Tor Johnson—actually Karl Erik Tore Johansson—became famous but not rich. Such was the fate of some early horror actors, including Bela Lugosi. Johnson hung out, however, with the low-budget crowd, making the most of his size to take on a kind of “enforcer” role. One of his recurring characters was “Lobo.” Lobo served mad scientists and had very little of his own brain power. He often had few, or no lines to learn. Having watched The Beast of Yucca Flats, in which he starred, I decided to see if The Unearthly was any better. The production values were certainly higher, but this was an earlier film by a different crew. It’s more like the standard fare you expect for a late fifties horror show. It features a mad scientist, and Lobo is, of course, the servant.

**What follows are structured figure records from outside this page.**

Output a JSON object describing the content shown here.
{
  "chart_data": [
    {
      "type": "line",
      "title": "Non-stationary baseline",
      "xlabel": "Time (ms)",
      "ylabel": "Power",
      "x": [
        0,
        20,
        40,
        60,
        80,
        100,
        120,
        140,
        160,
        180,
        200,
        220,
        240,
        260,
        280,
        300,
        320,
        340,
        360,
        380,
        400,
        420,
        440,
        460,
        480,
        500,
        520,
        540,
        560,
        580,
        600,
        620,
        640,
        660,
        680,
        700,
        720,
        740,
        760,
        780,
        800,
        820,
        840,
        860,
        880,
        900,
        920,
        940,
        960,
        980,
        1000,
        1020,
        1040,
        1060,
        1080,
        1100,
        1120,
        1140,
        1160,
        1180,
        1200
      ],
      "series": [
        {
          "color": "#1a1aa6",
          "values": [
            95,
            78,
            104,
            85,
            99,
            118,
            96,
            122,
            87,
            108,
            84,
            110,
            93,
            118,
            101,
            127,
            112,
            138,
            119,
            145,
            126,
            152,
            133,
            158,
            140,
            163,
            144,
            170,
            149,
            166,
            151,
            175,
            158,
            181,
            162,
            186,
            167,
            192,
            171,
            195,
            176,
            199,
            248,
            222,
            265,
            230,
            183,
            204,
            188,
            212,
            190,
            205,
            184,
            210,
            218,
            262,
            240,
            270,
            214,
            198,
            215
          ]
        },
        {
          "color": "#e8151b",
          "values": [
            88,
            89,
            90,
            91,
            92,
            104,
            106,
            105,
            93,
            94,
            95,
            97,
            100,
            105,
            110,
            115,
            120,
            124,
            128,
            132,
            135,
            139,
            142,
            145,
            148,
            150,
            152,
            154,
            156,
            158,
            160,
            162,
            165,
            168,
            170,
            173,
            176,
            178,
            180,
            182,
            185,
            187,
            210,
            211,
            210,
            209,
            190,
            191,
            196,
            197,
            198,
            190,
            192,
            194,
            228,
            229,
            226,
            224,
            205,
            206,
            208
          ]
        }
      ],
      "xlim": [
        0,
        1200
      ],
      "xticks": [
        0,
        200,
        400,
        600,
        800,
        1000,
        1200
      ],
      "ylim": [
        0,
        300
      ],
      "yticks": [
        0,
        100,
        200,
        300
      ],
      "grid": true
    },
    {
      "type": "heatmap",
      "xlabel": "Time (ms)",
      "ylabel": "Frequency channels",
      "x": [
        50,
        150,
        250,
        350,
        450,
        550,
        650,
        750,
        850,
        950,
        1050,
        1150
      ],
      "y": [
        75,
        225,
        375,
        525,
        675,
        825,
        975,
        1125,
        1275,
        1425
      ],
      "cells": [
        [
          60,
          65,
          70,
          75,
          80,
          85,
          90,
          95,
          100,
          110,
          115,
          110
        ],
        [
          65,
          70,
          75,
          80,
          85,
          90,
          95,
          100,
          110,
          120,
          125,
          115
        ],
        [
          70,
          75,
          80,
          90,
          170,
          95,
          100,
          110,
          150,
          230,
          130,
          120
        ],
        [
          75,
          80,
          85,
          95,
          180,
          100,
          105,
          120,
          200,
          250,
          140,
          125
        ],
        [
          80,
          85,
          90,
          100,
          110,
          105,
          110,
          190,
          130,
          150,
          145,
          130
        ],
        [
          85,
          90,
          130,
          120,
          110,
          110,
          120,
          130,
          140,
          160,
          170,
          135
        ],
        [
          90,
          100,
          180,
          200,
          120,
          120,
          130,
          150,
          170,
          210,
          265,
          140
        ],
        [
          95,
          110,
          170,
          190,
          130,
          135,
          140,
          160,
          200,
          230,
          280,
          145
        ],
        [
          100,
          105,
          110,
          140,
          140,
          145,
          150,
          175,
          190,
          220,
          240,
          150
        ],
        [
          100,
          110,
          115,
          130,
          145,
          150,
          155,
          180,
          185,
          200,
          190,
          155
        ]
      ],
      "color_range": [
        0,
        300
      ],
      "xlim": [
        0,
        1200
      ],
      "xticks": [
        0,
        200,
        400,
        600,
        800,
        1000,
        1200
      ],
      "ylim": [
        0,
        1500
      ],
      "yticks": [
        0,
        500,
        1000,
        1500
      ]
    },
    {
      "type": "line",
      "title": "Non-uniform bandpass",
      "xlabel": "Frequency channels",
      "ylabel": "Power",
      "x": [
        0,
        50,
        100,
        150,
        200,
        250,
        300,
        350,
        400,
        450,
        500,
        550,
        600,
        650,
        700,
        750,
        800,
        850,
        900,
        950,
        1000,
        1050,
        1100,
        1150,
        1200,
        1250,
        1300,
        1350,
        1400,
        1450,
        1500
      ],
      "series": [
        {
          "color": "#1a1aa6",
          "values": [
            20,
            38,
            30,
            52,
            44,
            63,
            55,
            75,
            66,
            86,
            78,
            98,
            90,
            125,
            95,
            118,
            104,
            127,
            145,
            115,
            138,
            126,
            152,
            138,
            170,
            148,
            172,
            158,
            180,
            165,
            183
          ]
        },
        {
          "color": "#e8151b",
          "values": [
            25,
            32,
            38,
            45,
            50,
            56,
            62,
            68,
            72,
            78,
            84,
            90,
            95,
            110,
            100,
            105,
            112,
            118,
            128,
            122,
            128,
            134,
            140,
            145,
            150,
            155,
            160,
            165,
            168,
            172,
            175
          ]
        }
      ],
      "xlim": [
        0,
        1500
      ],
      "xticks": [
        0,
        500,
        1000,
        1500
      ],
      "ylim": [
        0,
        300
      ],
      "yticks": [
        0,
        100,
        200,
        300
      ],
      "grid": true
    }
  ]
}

Dr. Charles Conway believes he has found the way to eternal life. It’s attained by transplanting a new gland into a human being. The problem is, it hasn’t worked so far. Like a true mad scientist, Conway is convinced that it will work, it’s just a matter of try, try again. And why advertise for willing subjects when you can have a local crooked doctor send you patients with various personality disorders, and no families, so that you can experiment on them? With slow-moving Lobo as his only security system, Conway carries on until a sting operation catches him red-handed. There’s really not much to this story. It doesn’t have the inspired inanity of an Ed Wood production, but then, it hasn’t really grown a cult following.
My reason for watching was Tor Johnson. Before I was born he’d attained the status of the model of a best-selling Halloween mask, based on his monster roles. This seems to indicate that his oeuvre was well known, despite the kinds of movies he was in. A large man who’d aged out of “professional wrestling,” Johnson had many uncredited movie roles before hooking up with Ed Wood. He was featured in three of Wood’s films, including the infamous Plan 9 from Outer Space. He’s part of a crowd surrounding the under-funded, independent filmmakers of an intriguing era before modern horror really came into its own. The Unearthly, where his famous line “Time for go to bed” is spoken, suffers from banality and has become pretty obscure. I personally wouldn’t have known to look for it had it not been for the fact that Johnson was in it, dragging it into the “must watch” category. And that it was a freebie.